The driver lineup is stable for now, so perhaps the changes need to occur in the factory

However, there’s no sign of Mercedes looking to rid themselves of their star driver, as he continues to be one of the most famous names Formula One has seen - particularly on a global scale. The Schumacher brand sells, and it sells twice as well when packaged in an all-German environment. We’ve seen from experience that teams will happily turn a blind eye to on-track performance if they have a sweetener to keep them distracted off-track. For some teams it is cash in hand, for others it is the prestige that comes with having a name associated with your marque.

There’s no reason to ditch Nico Rosberg yet either. Although he has yet to perform outstandingly, he’s provided consistency where his teammate has not and Nico has, of course, secured the team their one victory so far. The driver lineup is stable for now, so perhaps the changes need to occur in the factory.

Leaving it to the last minute

Ross Brawn’s teams have never struck me as the type able to develop their way out of a difficult situation. Unlike McLaren (give or take the 2012 season), who have shown great form for turning to the factory to fix any early season problems they’ve discovered, Mercedes haven’t seemed able to increase their pace massively as a year progresses. Even when the team were championship-winning Brawn, it was mainly due to the impressive speed found at the beginning of the season, which soon tailed off as race after race slipped by.

Ross Brawn on the pitwall
Credit: Mercedes AMG Petronas

The team from Brackley were supposed to have found themselves a small advantage in their unusual DRS system, designed to reduce drag on the front wing as well as the rear when the DRS is in use. The advantage would be seen whenever DRS was enabled and available to the driver during the race, but more importantly, would be a huge qualifying boost. DRS is allowed throughout practice and qualifying sessions with no track position restrictions, and that would benefit Mercedes greatly.

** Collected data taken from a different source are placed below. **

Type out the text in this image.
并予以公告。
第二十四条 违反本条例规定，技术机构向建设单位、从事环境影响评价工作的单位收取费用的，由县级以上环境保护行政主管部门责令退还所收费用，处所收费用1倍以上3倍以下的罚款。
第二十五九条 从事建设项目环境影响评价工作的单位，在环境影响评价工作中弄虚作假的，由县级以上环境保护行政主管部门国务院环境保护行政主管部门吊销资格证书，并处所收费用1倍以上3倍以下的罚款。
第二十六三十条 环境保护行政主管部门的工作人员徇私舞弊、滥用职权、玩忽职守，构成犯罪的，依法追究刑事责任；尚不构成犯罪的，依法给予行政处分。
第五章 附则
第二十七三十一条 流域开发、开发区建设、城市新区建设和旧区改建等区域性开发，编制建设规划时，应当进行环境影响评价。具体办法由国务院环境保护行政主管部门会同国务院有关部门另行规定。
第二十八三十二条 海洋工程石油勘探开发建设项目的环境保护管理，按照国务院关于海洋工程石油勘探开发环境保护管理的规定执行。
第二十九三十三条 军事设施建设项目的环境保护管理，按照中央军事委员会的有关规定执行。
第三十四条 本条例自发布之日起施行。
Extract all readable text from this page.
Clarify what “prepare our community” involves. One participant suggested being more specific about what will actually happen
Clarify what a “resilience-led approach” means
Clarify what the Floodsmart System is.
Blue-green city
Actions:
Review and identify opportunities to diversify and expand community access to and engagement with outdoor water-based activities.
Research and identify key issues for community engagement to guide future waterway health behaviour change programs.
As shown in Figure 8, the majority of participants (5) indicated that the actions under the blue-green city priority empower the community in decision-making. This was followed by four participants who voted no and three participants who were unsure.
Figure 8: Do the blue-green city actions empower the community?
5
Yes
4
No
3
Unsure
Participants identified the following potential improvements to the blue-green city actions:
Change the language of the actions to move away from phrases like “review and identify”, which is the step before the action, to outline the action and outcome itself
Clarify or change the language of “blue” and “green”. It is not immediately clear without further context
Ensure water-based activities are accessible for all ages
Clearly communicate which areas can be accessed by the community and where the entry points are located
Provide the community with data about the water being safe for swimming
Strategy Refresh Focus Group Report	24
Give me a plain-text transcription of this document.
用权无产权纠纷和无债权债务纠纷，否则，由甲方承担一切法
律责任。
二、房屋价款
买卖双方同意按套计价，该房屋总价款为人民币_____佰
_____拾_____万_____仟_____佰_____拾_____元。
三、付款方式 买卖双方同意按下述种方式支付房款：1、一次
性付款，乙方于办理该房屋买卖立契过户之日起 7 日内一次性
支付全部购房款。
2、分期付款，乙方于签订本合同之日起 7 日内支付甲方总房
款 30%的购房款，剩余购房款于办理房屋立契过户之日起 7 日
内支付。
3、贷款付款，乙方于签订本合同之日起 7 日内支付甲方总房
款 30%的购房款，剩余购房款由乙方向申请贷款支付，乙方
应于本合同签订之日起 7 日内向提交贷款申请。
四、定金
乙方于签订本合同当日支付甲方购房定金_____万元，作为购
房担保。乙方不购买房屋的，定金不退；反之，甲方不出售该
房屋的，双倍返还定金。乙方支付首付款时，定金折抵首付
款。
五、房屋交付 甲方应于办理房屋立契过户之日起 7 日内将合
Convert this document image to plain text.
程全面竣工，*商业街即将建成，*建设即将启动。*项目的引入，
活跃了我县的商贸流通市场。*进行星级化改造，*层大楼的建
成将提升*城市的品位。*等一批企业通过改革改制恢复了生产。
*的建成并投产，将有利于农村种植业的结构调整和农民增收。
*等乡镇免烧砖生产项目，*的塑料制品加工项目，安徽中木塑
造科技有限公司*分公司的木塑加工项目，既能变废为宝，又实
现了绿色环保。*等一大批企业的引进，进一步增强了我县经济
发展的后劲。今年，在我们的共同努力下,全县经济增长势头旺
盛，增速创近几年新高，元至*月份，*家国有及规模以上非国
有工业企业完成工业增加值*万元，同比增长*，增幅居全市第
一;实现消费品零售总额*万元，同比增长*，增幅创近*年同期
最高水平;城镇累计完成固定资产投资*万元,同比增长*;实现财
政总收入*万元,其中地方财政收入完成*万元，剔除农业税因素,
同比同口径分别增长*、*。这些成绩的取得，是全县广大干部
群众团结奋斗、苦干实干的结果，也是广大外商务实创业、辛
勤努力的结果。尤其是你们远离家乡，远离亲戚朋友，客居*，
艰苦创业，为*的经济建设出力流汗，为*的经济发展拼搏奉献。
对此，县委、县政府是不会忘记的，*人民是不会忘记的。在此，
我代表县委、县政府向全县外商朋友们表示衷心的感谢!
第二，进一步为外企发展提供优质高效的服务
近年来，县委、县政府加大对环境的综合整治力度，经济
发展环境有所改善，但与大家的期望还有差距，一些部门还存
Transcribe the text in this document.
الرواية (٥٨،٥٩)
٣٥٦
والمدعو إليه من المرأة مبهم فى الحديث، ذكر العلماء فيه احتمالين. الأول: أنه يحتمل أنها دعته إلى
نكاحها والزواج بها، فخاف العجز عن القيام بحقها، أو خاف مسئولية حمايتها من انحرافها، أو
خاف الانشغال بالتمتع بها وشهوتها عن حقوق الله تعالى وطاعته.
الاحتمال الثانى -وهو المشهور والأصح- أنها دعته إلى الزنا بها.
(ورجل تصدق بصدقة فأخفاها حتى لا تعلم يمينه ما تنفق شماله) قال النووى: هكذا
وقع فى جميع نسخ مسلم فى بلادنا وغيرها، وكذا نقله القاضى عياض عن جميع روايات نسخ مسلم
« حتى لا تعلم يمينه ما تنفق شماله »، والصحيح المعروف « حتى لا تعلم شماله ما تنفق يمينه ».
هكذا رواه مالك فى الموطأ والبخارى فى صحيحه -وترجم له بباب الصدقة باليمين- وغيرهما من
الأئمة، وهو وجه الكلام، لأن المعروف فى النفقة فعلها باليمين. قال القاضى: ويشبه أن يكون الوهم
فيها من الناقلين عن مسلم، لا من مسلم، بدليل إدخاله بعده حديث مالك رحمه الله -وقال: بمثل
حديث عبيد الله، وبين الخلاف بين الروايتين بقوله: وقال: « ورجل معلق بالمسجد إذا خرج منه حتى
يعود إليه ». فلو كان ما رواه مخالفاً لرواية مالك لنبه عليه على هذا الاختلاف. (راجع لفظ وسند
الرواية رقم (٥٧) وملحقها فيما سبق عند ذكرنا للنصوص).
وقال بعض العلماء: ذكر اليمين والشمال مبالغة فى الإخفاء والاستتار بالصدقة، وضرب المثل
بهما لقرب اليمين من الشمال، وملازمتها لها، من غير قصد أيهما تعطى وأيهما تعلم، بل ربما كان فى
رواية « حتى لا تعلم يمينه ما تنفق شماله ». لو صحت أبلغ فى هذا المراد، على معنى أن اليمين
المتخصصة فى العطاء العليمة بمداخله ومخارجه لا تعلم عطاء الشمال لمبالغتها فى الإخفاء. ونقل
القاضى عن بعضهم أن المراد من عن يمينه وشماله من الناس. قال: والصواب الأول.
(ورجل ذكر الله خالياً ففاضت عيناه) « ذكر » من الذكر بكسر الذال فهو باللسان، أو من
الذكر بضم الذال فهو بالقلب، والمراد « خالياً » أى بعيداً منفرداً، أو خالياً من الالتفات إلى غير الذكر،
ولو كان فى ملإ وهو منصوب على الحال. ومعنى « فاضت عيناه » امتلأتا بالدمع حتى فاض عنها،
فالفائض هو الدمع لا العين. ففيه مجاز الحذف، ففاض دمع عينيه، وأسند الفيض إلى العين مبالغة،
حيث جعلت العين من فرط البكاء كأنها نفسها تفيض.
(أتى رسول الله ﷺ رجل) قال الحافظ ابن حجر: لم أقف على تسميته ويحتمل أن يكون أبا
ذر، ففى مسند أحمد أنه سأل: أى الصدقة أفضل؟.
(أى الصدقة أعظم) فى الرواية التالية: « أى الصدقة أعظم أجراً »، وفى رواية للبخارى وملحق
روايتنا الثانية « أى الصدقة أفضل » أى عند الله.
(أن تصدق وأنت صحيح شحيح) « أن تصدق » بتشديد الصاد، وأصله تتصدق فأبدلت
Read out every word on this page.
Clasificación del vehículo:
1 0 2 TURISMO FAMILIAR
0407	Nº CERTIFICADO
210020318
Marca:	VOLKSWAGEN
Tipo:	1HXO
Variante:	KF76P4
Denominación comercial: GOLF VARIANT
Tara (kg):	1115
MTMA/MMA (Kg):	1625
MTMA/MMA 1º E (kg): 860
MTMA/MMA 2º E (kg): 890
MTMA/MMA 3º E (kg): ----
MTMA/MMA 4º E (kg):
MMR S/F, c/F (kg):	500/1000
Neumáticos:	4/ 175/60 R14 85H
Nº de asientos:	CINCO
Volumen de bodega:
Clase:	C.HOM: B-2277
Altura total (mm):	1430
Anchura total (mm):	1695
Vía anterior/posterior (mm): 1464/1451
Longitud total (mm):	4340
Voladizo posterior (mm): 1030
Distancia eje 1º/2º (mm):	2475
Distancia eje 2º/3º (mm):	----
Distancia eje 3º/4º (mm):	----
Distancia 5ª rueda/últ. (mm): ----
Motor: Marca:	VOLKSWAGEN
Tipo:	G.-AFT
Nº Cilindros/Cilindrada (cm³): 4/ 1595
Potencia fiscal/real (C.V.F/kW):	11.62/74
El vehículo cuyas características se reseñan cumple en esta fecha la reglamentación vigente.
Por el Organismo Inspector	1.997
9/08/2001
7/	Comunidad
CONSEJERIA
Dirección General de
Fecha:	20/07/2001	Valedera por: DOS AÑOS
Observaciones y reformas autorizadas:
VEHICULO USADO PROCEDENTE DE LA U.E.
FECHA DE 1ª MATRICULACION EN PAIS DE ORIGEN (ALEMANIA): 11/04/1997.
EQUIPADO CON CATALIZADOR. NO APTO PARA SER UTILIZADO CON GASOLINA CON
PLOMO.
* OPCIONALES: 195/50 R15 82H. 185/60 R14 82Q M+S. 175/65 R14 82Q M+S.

If they are gaining from this device, then it’s almost impossible to tell. Their qualifying performances have not been exceptional since Schumacher’s not-quite-pole position. Of course, there is always the possibility that they would be even further down the grid if they weren’t using the system, which really only furthers the concerns about the pace of the car.

A stable driver lineup and a car that doesn't look set to have any major boost - what hope is there for Mercedes in the remainder of 2012? Perhaps none, if the object of the team is to gain wins and claw their way back up the championship table. However, the question has to be raised whether that is their priority at all. The mission statement has always been to create a German team. The drivers are there to race but it's clearly not a partnership designed to push each other to bigger and better performances. The car is there to drive, but unable to win races. As individual components, these things do not add up, but when combined and pointed in the right direction - selling Mercedes cars - then perhaps the team aren't doing so badly after all.